Q. How do I know a tree is fresh when I purchase it?
A. Choose a tree that looks green and healthy with needles that snap like a fresh carrot. Shake it a few times to get rid of old needles. Once you’re home, place the tree in water if you do not plan to put it up immediately. Choose a large, water-filled stand to display the tree indoors. Check the water level daily; trees will be very thirsty the first few days inside a heated home.
Q. Do I need to recut the stem after I get my tree home?
A. Yes, if more than 24 hours has elapsed since the stem was last cut. The fresh cut helps water uptake and the sooner you can get the tree into water, the fresher it will be.
Q. Do I need to cut two inches off the tree base for it to take up water in the stand?
A. No, cutting a 1/4-inch slice off the base is plenty for water uptake. However, clearing the ceiling is another question.
Q. Do I need to cut the base of the trees at an angle, drill holes in the base or install plastic tubes so the tree can get water?
A. No. Water begins the path up the tree via microscopic tubes called “tracheids” in the wood just beneath the bark. The wood near the outer part of the stem is very efficient in conducting water and becomes less so towards the center. So, simply cut the stem perpendicular to the trunk to maximize the area exposed to the water. Complicated cuts, drill holes or I.V. tubes do not help.
Q. Do I need to add something to the water to help the tree stay fresher?
A. People have added all kinds of things to water, including vodka, 7-Up, bleach, aspirin, and sugar. However, clean, cold water is all that is needed. Some additives actually can cause your the tree to shed needles or dry out more rapidly.
Q. Will any tree stand work, as long as it holds the tree up?
A. No. A stand should hold a quart of water for every inch of stem diameter. A tree with a six-inch stem diameter will need a stand that holds a gallon and a half of water. Very few stands have the capacity for today’s large trees. Consider purchasing a new stand, or a smaller tree, if the water capacity is not adequate.
Q. If my decorated tree runs out of water, do I need to take it down and recut the base?

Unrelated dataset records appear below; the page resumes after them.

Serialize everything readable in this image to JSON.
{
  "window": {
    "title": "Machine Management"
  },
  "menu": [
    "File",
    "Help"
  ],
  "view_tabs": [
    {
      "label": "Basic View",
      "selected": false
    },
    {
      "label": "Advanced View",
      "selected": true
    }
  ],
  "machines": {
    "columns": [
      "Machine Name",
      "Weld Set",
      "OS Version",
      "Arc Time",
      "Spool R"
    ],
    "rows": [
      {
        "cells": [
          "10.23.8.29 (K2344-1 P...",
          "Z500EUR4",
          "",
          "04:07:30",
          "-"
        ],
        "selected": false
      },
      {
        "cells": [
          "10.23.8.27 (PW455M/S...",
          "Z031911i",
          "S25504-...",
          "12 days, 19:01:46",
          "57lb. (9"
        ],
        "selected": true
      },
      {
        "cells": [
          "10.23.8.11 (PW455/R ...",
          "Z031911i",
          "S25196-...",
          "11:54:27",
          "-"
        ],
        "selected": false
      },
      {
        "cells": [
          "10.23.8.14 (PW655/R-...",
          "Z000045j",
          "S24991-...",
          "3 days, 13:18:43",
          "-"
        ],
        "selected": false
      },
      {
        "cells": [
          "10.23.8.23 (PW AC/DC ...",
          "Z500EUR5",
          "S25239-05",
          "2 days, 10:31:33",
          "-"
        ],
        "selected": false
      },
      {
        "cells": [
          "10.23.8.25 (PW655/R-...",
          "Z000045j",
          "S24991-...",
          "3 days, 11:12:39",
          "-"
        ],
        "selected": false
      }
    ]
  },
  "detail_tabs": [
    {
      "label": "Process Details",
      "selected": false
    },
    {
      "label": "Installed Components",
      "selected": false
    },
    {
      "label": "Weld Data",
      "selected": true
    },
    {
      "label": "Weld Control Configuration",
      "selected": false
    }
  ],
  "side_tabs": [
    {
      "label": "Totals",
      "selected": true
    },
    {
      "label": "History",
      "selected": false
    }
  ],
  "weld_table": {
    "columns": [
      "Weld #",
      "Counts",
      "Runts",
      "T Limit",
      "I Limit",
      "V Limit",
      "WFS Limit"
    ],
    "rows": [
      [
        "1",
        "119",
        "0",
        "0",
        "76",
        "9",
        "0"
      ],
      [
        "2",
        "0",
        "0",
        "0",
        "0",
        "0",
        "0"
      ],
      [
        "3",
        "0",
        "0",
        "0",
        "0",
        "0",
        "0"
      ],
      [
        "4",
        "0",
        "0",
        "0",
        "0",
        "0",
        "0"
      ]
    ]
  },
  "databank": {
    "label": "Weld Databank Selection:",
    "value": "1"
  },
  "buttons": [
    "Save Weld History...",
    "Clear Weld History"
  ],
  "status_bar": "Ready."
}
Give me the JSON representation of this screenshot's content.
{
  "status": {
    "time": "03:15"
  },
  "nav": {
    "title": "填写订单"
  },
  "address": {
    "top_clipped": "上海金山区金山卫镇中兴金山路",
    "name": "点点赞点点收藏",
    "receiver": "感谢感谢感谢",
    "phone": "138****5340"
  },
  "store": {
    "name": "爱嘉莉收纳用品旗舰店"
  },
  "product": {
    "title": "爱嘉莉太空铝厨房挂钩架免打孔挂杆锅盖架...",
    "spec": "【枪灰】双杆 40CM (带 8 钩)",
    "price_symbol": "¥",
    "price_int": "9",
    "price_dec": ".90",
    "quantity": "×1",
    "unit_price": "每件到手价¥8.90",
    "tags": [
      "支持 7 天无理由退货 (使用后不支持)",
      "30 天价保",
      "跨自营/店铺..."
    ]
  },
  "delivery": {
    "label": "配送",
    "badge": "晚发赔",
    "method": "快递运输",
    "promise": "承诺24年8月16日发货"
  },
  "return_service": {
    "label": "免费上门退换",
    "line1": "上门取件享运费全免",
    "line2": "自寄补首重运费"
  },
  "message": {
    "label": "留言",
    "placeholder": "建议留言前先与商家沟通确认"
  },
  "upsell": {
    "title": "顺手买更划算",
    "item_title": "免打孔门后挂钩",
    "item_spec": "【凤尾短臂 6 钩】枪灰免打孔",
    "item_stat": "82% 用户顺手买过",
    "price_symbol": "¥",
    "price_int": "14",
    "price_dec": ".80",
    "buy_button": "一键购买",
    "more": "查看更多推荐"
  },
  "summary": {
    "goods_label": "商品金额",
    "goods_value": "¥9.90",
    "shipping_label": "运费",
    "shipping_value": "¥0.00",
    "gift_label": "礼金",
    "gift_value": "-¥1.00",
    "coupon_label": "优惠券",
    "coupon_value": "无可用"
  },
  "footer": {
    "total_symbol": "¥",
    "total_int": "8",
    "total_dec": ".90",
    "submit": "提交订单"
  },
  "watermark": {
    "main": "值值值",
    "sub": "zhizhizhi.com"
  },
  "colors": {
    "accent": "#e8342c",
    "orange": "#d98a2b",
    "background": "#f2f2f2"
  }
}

A. No. If you refill the water stand within 24 hours of going dry, most trees (Douglas-fir, noble, Nordmann, Fraser) should re-hydrate just fine. For grand fir, 12 hours may be the limit. Of course, it is best if the tree does not run out of water, so check it every day. Your tree may not be the only one drinking from the tree stand – your pets may be helping themselves to the water, too. So check the water level daily, especially in the first few days. If your tree becomes dry and brittle, it may be time to take it down.